Chiamare le cose con il loro nome Roberto PECCHIOLI
Chiamare le cose con il loro nome Roberto PECCHIOLI
Siamo alla frutta, o forse al momento del conto, se dobbiamo registrare con soddisfazione che il massimo tribunale britannico abbia stabilito che un uomo è un uomo e una donna è una donna e così devono essere chiamati. La follia del mondo capovolto è tanto avanzata che credere ai propri occhi diventa un atto di coraggio, o, come scrisse George Orwell, che in tempo di inganno universale dire la verità è un atto rivoluzionario. Non possiamo dire altrettanto della corte costituzionale italiana- un sinedrio di ottimati fedeli al sistema- che ha recentemente aperto la strada alle adozioni gay e ad altri spropositi affermando che le parole padre e madre nei documenti sono discriminatorie e vanno sostituite dal neutro "genitore". Il commento più impressionante del mondo invertito è venuto da Laura Boldrini che, a proposito della dicitura padre e madre, ha parlato di bullismo politico. Giove toglie il senno a chi vuol rovinare.
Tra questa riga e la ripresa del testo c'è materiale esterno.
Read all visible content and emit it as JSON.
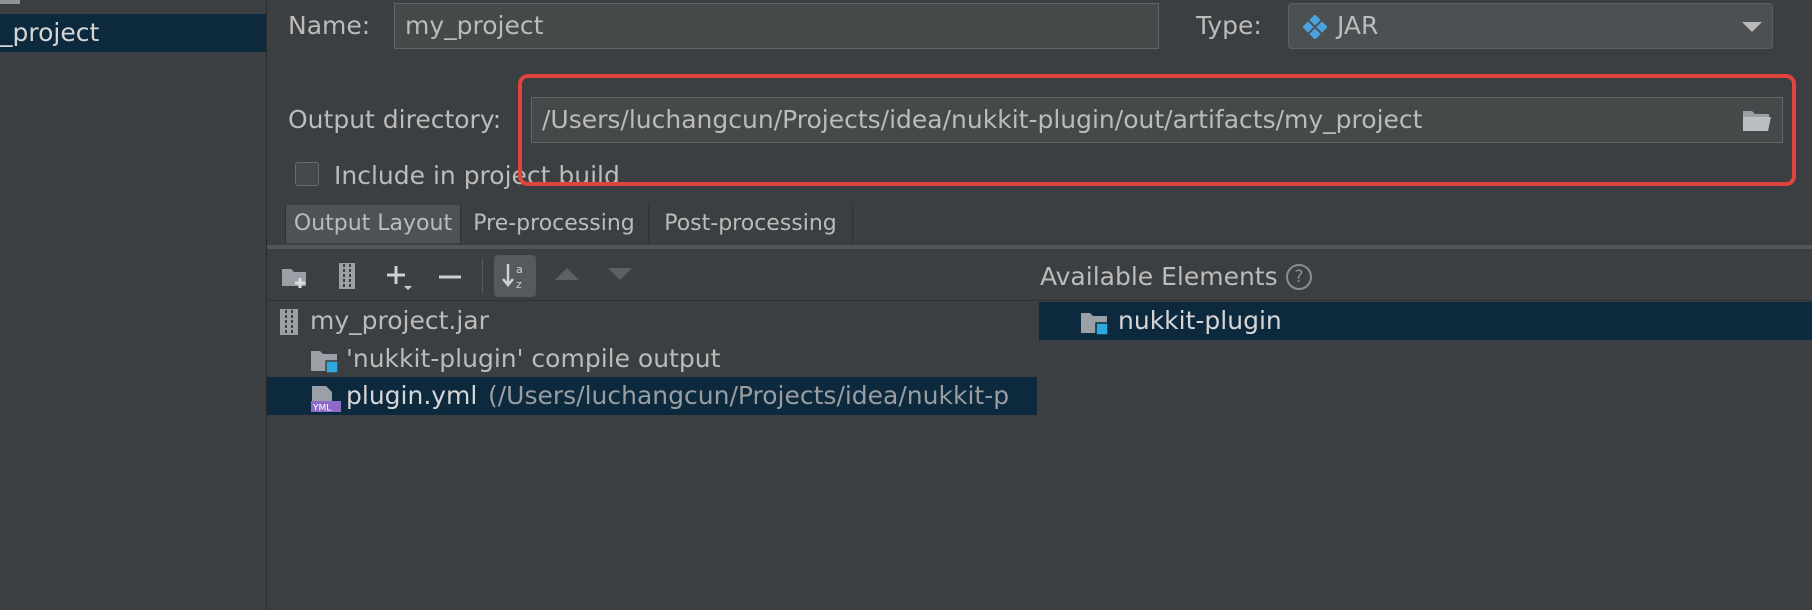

La guerra delle parole- su cui abbiamo scritto un libro- è uno dei principali campi di battaglia della rivoluzione cognitiva voluta dai padroni del disgraziato occidente. Il pronunciamento inglese , in questo senso, è assai importante nel mondo in cui i pazzi guidano i ciechi. Confucio disse che il suo primo atto di governo sarebbe stato rettificare le denominazioni, poiché solo nella chiarezza si persegue il bene comune. Viceversa, la confusione verbale è il primo segnale della decadenza civile. Distorcere il dizionario significa distorcere la nostra vita. Il giudice britannico ha semplicemente creduto alla natura e ai suoi occhi, ristabilendo una verità elementare, chiarissima agli uomini di ogni tempo e civiltà tranne la nostra. È semplice e primordiale definire le cose con il loro nome: donna a una donna, rosa a una rosa.
La sentenza della Corte Suprema del Regno Unito si basa su una qualificazione semantica che mira a ripristinare il rigore delle parole, giacché senza rigore non c'è giustizia. E nemmeno un'etica coerente. Dare un nome sbagliato a un oggetto, sosteneva Albert Camus, aumenta l'infelicità del mondo. Poche cose dovrebbero preoccuparci più dell'arbitraria imposizione di significato alle parole. "La decisione unanime di questa corte è che i termini donna e sesso nell'Equality Act del 2010 ( la legge britannica sull'uguaglianza N.d.R.) si riferiscono a una donna biologica e al suo sesso biologico", ha affermato Patrick Hodge, vicepresidente del tribunale, annunciando la sentenza.
Alla fine, non è che un fondamentale monito dello stesso Sigmund Freud: l'anatomia è un destino. Esattamente ciò a cui vuole sfuggire la folle ideologia postmoderna (e post umana). Dall'amor fati , amore , accettazione del destino, all'odium fati, il suo contrario. La legge- e con essa la logica e il senso comune- deve attenersi al criterio imposto dal destino: definire e classificare ciò che è e sarà per sempre. Il lessico, fotografia della realtà, classifica le configurazioni genitali, ossia i destini. Il testo giuridico inglese li chiama "sesso biologico". In termini clinici, il nome proprio è anatomia. Il giudice Hodge ha precisato ciò che avrebbe dovuto essere superfluo. Ma è giusto che lo abbia fatto, data l'estrema confusione che un dibattito contaminato dall'ideologia sta imponendo all'opinione pubblica.
La precisazione lessicale della corte britannica non lede i diritti di alcuno. "Sconsigliamo di interpretare questa sentenza come un trionfo di uno o più gruppi della nostra società a scapito di un altro: non è così. La sentenza non crea alcuno svantaggio per le persone trans, protette dalle leggi antidiscriminazione e dalle norme che tutelano l'uguaglianza giuridica di tutti i cittadini. " Verità e realtà contro autopercezione, capriccio, volontà soggettiva. Chiamare ogni cosa con il suo nome ci protegge dal trivializzarla. E di mettere la tragedia al posto della commedia, col pretesto che entrambe, come insegna Aristotele, sono scritte con le stesse lettere.. Chiamare "riassegnazione autodeterminativa" l'amputazione di organi o la pretesa di essere per legge ciò che non si è per natura significa giocare con l'inferno. Occorre proteggere da se stesse- e da interessati stregoni- personalità fragili e innanzitutto ripristinare il primato della natura sul desiderio di negarla, oltrepassarla o relativizzarla. L'uomo e uomo, la donna è donna. Una mela è una mela e chi non ci crede esca dall'aula, diceva agli studenti della Sorbona Tommaso d'Aquino. Il monito di Camus non è mai stato tanto convincente: dare un cattivo nome a qualcosa aumenta l'infelicità.